Es gab durchaus Anzeichen, dass die Partei mit ihr und sie in der Partei mehr vorhatte. 2006 war sie im Hintergrund der Landtags-Wahlplakate des damaligen „Landesvaters“ Harald Ringstorff zu erkennen. Wenig später schwärmte ein prominenter Schweriner Genosse im kleinen Kreis von Schwesigs politischem Talent und ihrem sicheren Weg in den Landtag. Schwesig selbst wiederum beendete ihre Babypause nach einem Jahr. Als Beamtin hätte sie sich eine längere Auszeit gönnen können. „Aber nicht in der Politik“, sagte sie damals. „Denn wer nicht dabei ist, kann nicht mitreden, kann niemanden überzeugen.“ Fleißig besuchte sie unterdessen die Kommunalakademie, in der die SPD ihren Nachwuchs schult.

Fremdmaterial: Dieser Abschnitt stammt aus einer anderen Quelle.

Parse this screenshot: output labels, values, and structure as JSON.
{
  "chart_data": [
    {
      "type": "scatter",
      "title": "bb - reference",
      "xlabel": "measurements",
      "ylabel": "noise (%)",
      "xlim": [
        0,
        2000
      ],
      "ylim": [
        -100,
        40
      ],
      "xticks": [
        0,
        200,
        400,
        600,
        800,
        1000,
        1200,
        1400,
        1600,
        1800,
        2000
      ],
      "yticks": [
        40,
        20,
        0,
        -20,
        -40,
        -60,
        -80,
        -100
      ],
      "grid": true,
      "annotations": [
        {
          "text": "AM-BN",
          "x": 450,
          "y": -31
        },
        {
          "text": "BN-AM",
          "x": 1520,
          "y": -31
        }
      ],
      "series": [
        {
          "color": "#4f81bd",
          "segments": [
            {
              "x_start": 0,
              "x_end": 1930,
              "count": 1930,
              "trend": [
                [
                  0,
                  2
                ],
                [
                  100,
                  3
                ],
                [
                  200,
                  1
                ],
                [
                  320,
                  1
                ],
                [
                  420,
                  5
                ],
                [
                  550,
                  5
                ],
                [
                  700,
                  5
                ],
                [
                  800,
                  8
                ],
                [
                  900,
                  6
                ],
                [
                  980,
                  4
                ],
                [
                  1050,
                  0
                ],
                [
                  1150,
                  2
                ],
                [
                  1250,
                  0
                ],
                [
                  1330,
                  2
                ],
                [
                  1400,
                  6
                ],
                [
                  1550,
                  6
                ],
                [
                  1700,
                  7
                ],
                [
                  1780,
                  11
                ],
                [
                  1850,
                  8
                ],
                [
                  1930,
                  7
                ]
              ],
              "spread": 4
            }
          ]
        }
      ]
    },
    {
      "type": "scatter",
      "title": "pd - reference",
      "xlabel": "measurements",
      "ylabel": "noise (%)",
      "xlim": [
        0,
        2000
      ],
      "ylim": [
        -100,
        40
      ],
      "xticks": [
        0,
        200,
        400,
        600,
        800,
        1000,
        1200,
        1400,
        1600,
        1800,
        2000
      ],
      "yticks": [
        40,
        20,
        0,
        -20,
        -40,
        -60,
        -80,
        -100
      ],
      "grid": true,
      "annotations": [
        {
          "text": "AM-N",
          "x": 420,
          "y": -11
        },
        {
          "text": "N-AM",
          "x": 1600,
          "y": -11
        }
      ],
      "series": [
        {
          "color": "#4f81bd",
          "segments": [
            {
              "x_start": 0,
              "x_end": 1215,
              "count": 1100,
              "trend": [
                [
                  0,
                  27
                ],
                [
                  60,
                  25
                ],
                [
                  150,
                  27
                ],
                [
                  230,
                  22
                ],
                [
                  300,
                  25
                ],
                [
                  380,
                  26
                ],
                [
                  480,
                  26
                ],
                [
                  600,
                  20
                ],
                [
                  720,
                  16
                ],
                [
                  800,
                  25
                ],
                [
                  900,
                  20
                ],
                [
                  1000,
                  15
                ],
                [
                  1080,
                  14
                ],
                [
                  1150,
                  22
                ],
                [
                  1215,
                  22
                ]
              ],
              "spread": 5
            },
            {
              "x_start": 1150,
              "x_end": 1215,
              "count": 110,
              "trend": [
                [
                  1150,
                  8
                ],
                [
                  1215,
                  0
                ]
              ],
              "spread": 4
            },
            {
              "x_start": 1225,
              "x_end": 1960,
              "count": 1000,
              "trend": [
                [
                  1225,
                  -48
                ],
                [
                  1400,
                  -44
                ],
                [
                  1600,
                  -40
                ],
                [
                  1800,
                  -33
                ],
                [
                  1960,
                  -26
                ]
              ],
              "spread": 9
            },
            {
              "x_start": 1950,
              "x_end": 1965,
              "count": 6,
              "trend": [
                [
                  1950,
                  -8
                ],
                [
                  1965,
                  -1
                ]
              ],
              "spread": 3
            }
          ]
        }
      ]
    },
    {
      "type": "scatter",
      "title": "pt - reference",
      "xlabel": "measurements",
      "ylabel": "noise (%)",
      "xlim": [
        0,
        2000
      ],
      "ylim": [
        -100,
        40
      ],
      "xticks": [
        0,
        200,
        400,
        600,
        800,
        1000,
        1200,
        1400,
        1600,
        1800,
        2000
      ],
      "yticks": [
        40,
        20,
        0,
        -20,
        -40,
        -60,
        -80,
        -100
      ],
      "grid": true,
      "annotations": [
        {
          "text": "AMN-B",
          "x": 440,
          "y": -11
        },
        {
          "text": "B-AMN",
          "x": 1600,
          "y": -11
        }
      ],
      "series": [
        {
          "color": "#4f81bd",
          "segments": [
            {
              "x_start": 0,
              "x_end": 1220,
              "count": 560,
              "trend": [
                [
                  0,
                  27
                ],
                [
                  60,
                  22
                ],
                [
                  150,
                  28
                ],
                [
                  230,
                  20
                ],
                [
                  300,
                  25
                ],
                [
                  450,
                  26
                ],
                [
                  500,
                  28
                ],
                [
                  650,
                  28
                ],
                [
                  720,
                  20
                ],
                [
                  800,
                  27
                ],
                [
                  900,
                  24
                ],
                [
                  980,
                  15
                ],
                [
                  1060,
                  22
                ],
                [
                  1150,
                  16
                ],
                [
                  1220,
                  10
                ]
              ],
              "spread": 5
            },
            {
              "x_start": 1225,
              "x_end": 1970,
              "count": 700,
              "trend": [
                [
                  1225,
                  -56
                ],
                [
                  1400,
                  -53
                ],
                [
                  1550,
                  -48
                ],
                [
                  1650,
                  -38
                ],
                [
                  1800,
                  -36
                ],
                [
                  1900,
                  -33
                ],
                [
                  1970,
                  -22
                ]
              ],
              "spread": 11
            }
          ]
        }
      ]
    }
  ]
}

Seit Sellering sie in die Landesregierung holte – und damit manchen Genossen vor den Kopf stieß, der glaubte, ältere Rechte auf den Posten zu haben –, soll sie in Mecklenburg-Vorpommern das Tempo vorgeben, wenn es um Kita- Kosten, Vorschulbildung, Altenheime oder den Ärztemangel auf dem platten Land geht. Schwesig steht durchaus zu ihren Idealen: „Ich möchte einen Beitrag leisten, die Welt zu verbessern.“ Der Weg dahin ist für sie ein pragmatischer. Beim Thema Kinder geht es ihr nicht in erster Linie um deren angeblich gesellschaftliche Notwendigkeit als spätere Rentenkassen-Einzahler. Sie fragt, ob der Hartz-IV-Satz für Kinder ausreicht. „Erst einmal müssen wir etwas für die Kinder tun, die schon da sind“, sagt sie. Durch ihre kommunalpolitische Erfahrung weiß sie, wo die Städte und Gemeinden der Schuh drückt. Andererseits ist sie gelernte Finanzbeamtin. Auch Sozialpolitik muss für sie bezahlbar bleiben. Ihr soziales Engagement versperrt ihr offenbar nicht den Blick dafür, dass in diesem Politikfeld mächtige Interessengruppen mit harten Bandagen um viele Millionen Euro an öffentlichen Geldern ringen. „Ich habe keine Angst vor dem Amt“, sie sei sich der negativen Seiten bewusst, sagt die junge Ministerin. Neid und Missgunst, die hämische Presse und die schadenfrohe Opposition? „Mein Fell ist seit Oktober schon ein bisschen dicker geworden.“ In einem Bundestagswahlkampf wird sie es gebrauchen können.

„Politik ist die familienunfreundlichste Branche überhaupt“, sagt ausgerechnet eine, die in ihrer eigenen Familie ihren Ruhepol sieht. Zum Glück lebt sie in der Landeshauptstadt und kann ihren zweijährigen Sohn morgens mit dem Fahrrad zur Kita bringen, bevor sie ins Büro fährt. Und „Hänsel und Gretel“ hat sie ihm auch schon vorgelesen.